Et en premier lieu, il convient donc de définir ce qu’est le fascisme. Il s’agit avant tout de ce que l’on pourrait appeler globalement le socialisme national, la fusion dans une optique révolutionnaire du socialisme non marxiste et du nationalisme ethnique. Comme l’analyse Marc Crapez dans « La gauche réactionnaire. Mythes de la race et de la plèbe », les idées du fascisme et du national-socialisme au XXème siècle sont déjà contenues dans les œuvres de la plupart des penseurs socialistes français du XIXème siècle, comme Regnard, Malon, Fourier, Blanqui et Proudhon. Proudhon, penseur socialiste, fera preuve d’un antisémitisme fanatique, au point de prôner l’extermination des Juifs. Et Blanqui mêlera son antisémitisme d’un profond antichristianisme. Nul besoin d’écouter les discours de Mussolini et plus encore d’Hitler pour comprendre qu’ils n’ont rien inventé. Et même Jaurès n’est pas exempt d’antisémitisme puisque pour lui tout homme de droite était « un juif ». Certains penseurs socialistes n’hésiteront pas au début du XXème siècle à suivre cette démarche, en s’inspirant en plus de l’œuvre de Nietzsche. Tel est le cas de Georges Sorel, qui soutiendra l’action de Mussolini en Italie et se rapprochera de certains courants fascisants de l’Action Française. Jean Allemane, fondateur du Parti Ouvrier Français, rejoindra ouvertement l’AF. Et George Valois, syndicaliste de gauche, passera également par l’AF avant de fonder le premier parti fasciste français, le Faisceau. Après l’échec de ce parti, il retournera à gauche et finira déporté par les Allemands.
Certains ne voient aucune filiation entre l’engagement de Mussolini au Parti Socialiste Italien et la fondation du fascisme. Il est pourtant clair que la plupart des leaders et des penseurs fascistes viennent de la gauche. Pour eux le fascisme n’est pas une orientation droitière, mais l’aboutissement de la gauche non marxiste. L’anglais Oswald Mosley vient du Labour Party, le parti travailliste de l’actuel Blair. Hitler lui-même semble avoir été membre, bien que brièvement, du SPD, la social-démocratie allemande dont Schroeder est le dernier rejeton. Ce sera aussi le cas du fasciste grec, Georgios Mercouris, oncle de Melina Mercouri, ou encore du penseur fasciste Ledesma Ramos, issu du socialisme espagnol. Le fasciste polonais Boleslaw Piasecki rejoindra le syndicalisme après la guerre. Le norvégien Vidkun Quisling, fondateur du parti fasciste Nasjonal Samling, était lui aussi un homme de gauche et s’était enthousiasmé pour le bolchevisme avant de déchanter.

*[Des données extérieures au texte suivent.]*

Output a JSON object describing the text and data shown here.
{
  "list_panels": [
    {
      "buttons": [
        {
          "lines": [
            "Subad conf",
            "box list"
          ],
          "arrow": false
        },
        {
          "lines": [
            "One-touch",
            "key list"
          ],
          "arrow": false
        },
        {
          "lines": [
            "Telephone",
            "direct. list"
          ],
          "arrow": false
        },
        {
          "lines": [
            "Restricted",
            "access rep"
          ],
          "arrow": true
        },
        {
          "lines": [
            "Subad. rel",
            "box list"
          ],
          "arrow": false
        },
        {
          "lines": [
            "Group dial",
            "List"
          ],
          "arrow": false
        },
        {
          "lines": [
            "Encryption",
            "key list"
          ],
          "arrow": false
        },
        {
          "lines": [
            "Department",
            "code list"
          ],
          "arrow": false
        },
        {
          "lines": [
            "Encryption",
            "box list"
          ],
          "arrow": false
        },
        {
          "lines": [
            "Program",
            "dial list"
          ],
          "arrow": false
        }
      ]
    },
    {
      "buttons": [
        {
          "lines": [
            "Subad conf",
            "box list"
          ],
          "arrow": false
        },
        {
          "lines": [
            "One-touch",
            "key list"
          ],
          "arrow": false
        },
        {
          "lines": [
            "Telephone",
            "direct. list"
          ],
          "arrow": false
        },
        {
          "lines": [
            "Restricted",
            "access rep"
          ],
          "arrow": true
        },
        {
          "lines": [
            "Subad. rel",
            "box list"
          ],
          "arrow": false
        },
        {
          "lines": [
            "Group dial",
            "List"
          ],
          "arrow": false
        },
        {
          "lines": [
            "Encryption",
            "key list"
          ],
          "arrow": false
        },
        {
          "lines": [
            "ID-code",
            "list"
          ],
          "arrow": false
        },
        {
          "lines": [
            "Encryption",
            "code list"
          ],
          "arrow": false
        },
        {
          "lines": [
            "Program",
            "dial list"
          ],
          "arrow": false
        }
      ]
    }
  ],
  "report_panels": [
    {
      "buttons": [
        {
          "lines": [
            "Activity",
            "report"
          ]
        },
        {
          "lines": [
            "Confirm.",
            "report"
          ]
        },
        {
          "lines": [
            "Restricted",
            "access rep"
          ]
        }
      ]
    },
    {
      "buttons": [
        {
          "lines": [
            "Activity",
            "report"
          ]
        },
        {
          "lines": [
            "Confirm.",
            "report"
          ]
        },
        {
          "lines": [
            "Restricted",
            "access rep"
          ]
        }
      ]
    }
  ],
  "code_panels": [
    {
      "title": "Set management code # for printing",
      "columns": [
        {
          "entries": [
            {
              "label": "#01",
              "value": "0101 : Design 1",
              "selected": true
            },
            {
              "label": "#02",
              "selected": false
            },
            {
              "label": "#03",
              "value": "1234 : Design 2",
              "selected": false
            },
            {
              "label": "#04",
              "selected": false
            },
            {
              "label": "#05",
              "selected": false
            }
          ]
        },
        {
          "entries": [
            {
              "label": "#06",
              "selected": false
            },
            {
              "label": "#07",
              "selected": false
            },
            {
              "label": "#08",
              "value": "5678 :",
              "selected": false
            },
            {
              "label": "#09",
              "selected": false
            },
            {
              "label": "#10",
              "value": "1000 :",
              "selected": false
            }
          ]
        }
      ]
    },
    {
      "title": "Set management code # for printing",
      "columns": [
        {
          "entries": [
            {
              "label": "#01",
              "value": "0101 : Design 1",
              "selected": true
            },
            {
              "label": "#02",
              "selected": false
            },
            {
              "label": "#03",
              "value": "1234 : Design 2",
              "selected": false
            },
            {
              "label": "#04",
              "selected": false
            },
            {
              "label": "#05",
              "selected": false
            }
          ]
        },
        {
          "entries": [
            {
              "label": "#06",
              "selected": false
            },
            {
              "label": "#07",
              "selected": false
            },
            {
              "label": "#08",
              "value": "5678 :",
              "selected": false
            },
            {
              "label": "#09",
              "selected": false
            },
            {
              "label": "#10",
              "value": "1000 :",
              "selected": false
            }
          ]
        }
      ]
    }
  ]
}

Il ne faut pas oublier que les régimes d’extrême-droite comme celui de Franco en Espagne ou de Salazar au Portugal, ont combattu férocement les fascistes. Le fasciste portugais Rolao Preto vit son parti interdit et dut se résigner à une hostilité discrète à l’égard du régime. Le phalangiste Manuel Hedilla, successeur de Primo de Rivera, sera condamné à mort par Franco avant d’être finalement exilé. Les Blue Shirts (Chemises Bleues) irlandaises du général Eoin O’ Duffy seront interdites par le gouvernement nationaliste modéré de De Valera. En Finlande, le mouvement fasciste Lapua sera la seule force d’opposition au régime de droite. Les Ustashi croates d’Ante Pavelic comme les fascistes serbes de Dimitrije Ljotic, combattront la monarchie yougoslave. La Garde de Fer fut violemment attaqué par le régime roumain de droite et son leader, Corneliu Codreanu assassiné par ce même régime. Et que dire du traitement infligé aux Croix Fléchées de Ferenc Szalasi par l’amiral Horthy, instaurateur d’une Hongrie réactionnaire.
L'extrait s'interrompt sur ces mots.